Выбрать главу

Ужасный голос крикнул ему в уши: «Убей его!»

Ираклий вздрогнул. В одну секунду он сообразил, что, если убьет его, освободившаяся душа немедля войдет в тело готового родиться ребенка, и этому ребенку надо будет предоставить по крайней мере двадцать лет для достижения зрелости. Доктору будет тогда семьдесят лет. Однако это было возможно. Но найдет ли он тогда опять этого человека? Притом его религия воспрещала ему уничтожать какое бы то ни было живое существо; иначе собственная душа Ираклия перейдет после его смерти в тело дикого зверя, как это бывает с убийцами. Но что за важность? Он будет жертвою науки и веры. Доктор схватил большую турецкую саблю, висевшую среди воинственных украшений, и собрался нанести удар, как Авраам на горе, но размышление остановило его руку. А что, если срок искупления этого человека еще не кончился и душа его, вместо того, чтобы перейти в тело ребенка, опять возвратится в тело обезьяны? Это было возможно, даже правдоподобно, почти достоверно! Совершая, таким образом, бесполезное преступление, доктор обрекал себя ужасному наказанию без всякой выгоды для своих ближних. Он снова в изнеможении повалился на стул. Эти повторяющиеся волнения истощили его силы, и он лишился чувств.

Глава XX

В которой доктор ведет маленький разговор со своей служанкой

Когда он опять раскрыл глаза, служанка Онорина смачивала ему виски уксусом. Было семь часов утра. Первым делом доктор вспомнил об обезьяне. Животное исчезло.

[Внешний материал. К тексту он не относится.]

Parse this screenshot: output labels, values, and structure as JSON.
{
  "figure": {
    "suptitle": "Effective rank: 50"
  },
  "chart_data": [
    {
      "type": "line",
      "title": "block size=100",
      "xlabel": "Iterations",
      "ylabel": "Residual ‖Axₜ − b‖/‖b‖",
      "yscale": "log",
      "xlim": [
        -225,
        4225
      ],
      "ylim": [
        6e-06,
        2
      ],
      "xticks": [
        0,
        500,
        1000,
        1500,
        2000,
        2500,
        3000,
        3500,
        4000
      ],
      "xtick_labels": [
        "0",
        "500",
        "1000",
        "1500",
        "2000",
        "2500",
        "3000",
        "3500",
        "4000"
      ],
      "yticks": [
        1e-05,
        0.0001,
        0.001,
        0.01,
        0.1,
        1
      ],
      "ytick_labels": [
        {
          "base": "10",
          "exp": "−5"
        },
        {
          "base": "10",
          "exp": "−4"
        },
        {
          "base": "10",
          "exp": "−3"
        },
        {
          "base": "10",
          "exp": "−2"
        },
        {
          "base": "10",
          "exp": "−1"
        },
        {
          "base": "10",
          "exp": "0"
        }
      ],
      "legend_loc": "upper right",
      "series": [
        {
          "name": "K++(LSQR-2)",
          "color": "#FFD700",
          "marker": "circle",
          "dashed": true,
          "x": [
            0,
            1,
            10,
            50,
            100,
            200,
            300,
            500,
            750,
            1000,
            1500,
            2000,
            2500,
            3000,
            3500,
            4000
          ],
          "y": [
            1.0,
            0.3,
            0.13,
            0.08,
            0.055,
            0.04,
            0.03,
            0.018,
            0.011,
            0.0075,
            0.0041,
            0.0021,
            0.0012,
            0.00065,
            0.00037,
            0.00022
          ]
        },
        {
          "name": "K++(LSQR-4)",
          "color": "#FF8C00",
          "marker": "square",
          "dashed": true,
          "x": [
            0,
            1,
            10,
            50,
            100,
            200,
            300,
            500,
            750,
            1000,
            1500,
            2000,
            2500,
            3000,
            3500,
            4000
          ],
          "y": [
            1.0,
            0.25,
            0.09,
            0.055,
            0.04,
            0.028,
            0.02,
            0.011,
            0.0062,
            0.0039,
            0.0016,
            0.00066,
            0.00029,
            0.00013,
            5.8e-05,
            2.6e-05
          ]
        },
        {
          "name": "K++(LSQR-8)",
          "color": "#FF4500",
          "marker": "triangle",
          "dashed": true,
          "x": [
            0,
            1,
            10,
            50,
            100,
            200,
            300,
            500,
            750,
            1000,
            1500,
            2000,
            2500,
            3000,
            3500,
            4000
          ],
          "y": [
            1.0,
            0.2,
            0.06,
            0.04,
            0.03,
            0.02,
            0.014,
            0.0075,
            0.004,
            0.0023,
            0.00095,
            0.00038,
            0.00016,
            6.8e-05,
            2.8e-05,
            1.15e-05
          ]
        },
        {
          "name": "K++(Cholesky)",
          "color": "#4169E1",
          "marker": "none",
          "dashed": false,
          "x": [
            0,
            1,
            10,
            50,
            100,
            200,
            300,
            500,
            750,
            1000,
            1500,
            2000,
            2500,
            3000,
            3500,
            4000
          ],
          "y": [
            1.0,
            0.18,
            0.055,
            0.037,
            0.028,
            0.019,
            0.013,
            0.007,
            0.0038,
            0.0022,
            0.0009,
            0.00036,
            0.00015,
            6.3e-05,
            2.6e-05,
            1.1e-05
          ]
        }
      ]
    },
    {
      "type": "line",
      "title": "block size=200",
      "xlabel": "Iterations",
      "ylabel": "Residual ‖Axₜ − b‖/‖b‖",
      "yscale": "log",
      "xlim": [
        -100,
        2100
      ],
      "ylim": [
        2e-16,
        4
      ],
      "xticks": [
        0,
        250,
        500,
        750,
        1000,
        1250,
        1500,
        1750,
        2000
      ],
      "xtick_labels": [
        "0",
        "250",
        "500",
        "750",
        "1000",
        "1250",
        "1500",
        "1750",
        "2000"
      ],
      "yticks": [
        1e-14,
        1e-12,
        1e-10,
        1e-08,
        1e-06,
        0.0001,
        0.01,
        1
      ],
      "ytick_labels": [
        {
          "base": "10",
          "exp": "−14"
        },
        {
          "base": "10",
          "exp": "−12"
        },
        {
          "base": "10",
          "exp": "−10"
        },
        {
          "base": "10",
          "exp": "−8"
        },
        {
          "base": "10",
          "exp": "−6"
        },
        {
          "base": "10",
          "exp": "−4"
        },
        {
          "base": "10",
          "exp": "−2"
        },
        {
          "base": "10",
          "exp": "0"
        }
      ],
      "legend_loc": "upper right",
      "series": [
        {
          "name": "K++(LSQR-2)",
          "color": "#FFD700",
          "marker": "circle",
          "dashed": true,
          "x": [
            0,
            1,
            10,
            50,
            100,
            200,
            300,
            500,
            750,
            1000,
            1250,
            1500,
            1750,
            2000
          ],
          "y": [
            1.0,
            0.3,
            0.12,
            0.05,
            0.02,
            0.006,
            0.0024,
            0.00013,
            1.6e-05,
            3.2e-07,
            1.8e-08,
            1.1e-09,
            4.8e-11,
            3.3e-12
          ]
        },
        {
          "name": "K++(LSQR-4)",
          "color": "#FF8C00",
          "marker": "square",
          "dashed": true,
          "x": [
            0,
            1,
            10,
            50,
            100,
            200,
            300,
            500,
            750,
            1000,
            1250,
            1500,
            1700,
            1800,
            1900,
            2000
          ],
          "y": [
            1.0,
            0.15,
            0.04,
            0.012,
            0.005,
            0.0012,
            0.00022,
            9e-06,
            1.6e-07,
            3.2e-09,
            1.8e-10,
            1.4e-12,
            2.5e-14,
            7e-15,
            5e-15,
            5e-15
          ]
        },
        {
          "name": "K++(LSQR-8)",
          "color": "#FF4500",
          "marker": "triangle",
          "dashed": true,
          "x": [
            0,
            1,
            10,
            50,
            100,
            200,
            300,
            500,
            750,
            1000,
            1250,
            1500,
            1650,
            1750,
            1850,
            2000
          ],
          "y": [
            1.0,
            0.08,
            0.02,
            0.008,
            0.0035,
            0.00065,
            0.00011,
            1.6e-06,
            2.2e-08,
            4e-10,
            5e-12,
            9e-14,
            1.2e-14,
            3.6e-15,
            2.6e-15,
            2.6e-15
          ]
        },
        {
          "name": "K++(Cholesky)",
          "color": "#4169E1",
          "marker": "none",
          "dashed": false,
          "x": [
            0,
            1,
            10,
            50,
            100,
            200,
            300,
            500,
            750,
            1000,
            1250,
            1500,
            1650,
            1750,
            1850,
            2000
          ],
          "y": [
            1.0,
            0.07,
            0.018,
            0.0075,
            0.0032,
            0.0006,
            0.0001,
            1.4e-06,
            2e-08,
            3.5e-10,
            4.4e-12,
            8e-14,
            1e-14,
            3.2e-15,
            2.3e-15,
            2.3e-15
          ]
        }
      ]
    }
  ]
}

– Моя обезьяна, где моя обезьяна? – воскликнул он.

– Ладно, ладно, что говорить-то о ней, – быстро ответила ему служанка-барыня, всегда готовая сердиться. – Великая беда, если бы она и пропала! Хорошее животное, нечего сказать! Она подражает всему, что при ней делает барин. Не застала ли я ее на днях, когда она надевала ваши сапоги? А сегодня утром, когда я вас здесь подобрала, – бог ведает, какие проклятые мысли бродят с некоторых пор в вашей голове и не дают вам спать, – разве эта подлая скотина, сущий дьявол в обезьяньей шкуре, не надела вашу шапочку и халат? Она словно смеялась, глядя на вас, как будто так весело смотреть на человека, лежащего в обмороке. А когда я хотела подойти ближе, эта каналья набросилась на меня, словно хотела меня съесть, но, слава богу, мы не робкого десятка и кулаки у нас еще хорошие; я взяла лопату да так хватила по ее мерзкой спине, что она убежала в вашу комнату и там, должно быть, затевает какую-нибудь новую шутку в том же роде.

– Вы прибили моего четверорукого! – зарычал доктор, выйдя из себя. – Знаете, сударыня, что я велю впредь оказывать ему уважение и служить, как хозяину этого дома.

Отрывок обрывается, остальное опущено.